У Голды окно уже светится, в доме дымят все трубы.

— Пришла Матильда, — говорит Голда и, заслоняя ребенка от ветра, быстрей идет к дому.

Я останавливаюсь у крыльца.

— Доброй ночи, Голда.

— Доброй ночи, Ошер.

Заснеженными полями направляюсь к станции.

В последнее время наша станция делается все оживленнее. Сюда являются люди с корзинками, узлами, постелями и уезжают в далекие края: в Харьков, в Петроград, в Москву.

В зале ожиданий, где под самым потолком горит маленькая лампа, холодно и неуютно. На красных четырехугольных плитках пола лежит нерастаявший снег. Я не люблю здесь сидеть. Я подружился с долговязым, худым телеграфистом и со Шкабурой и часто посиживаю либо в кассе при выдаче билетов, либо в комнате начальника станции, где топится железная печь и постоянно жарко.

— Добрый вечер, товарищ Шкабура! — говорю я, появляясь в клубе морозного пара.

Шкабура бормочет что-то под нос и ворчит — я напустил ему в комнату холод. Вскоре он начинает прислушиваться к крику за стеной и хлопанью вокзальных дверей.

— И чего это теперь так много разъезжают? — спрашивает он.

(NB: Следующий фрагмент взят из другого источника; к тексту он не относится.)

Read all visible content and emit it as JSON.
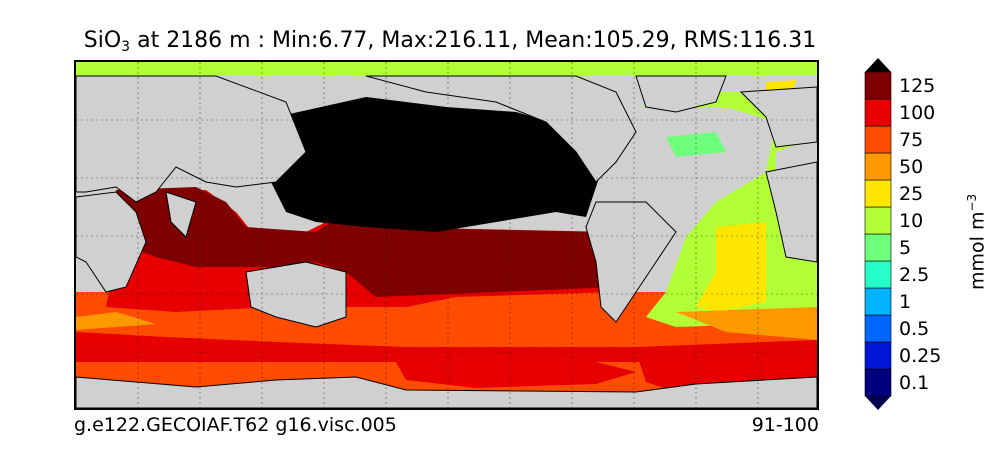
{
  "title": {
    "species_main": "SiO",
    "species_sub": "3",
    "rest": " at 2186 m : Min:6.77, Max:216.11, Mean:105.29, RMS:116.31"
  },
  "footer": {
    "case": "g.e122.GECOIAF.T62 g16.visc.005",
    "years": "91-100"
  },
  "colorbar": {
    "unit_main": "mmol m",
    "unit_sup": "−3",
    "bins": [
      {
        "label": "0.1",
        "color": "#00007f"
      },
      {
        "label": "0.25",
        "color": "#0016d6"
      },
      {
        "label": "0.5",
        "color": "#0066ff"
      },
      {
        "label": "1",
        "color": "#00b4ff"
      },
      {
        "label": "2.5",
        "color": "#26ffc9"
      },
      {
        "label": "5",
        "color": "#6eff7c"
      },
      {
        "label": "10",
        "color": "#b2ff37"
      },
      {
        "label": "25",
        "color": "#ffe600"
      },
      {
        "label": "50",
        "color": "#ff9900"
      },
      {
        "label": "75",
        "color": "#ff4c00"
      },
      {
        "label": "100",
        "color": "#e60000"
      },
      {
        "label": "125",
        "color": "#7f0000"
      }
    ],
    "under_color": "#00004c",
    "over_color": "#000000"
  },
  "map": {
    "land_color": "#d0d0d0",
    "missing_color": "#ffffff",
    "pacific_high_color": "#000000",
    "gridlines": "dashed"
  }
}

— Отправляются искать работу в городах, товарищ Шкабура. Едут на землю. И я тоже.

Я собираюсь рассказать ему, что вскоре уеду к Магиду. Но Шкабура уже клюет носом в телеграфный аппарат. Потом он вдруг просыпается:

— Что ты сказал?

Он протирает голубоватые, водянистые глаза, затем, взглянув на большие тикающие часы, успокаивается и вновь начинает дремать. Он не слышит даже стука телеграфного аппарата, его не пробуждает телефон, который каждый раз так неожиданно звонит, что я вздрагиваю.

Мне видны только сдвинувшаяся набок фуражка начальника с красным верхом, белая свеча в фонаре с бордовым и густым зеленым стеклом, поблескивающая медь телеграфного аппарата и два никелированных звоночка на желтой коробке телефона.

Пододвинув полено, я усаживаюсь подле железной печи и принимаюсь совать туда щепки. Дрова загораются, трещат, рассыпая кругом искры и наполняя комнату прыгающими огненными пятнами.

Но чем ярче, чем веселей потрескивает в печурке, тем гуще наливается чернотой большое промерзшее окно. За стеклами не видно даже рельсов. По-видимому, потух фонарь на платформе. Слышно только, как пронзительно-тонко, точно кого-то оплакивая, посвистывает в проводах ветер.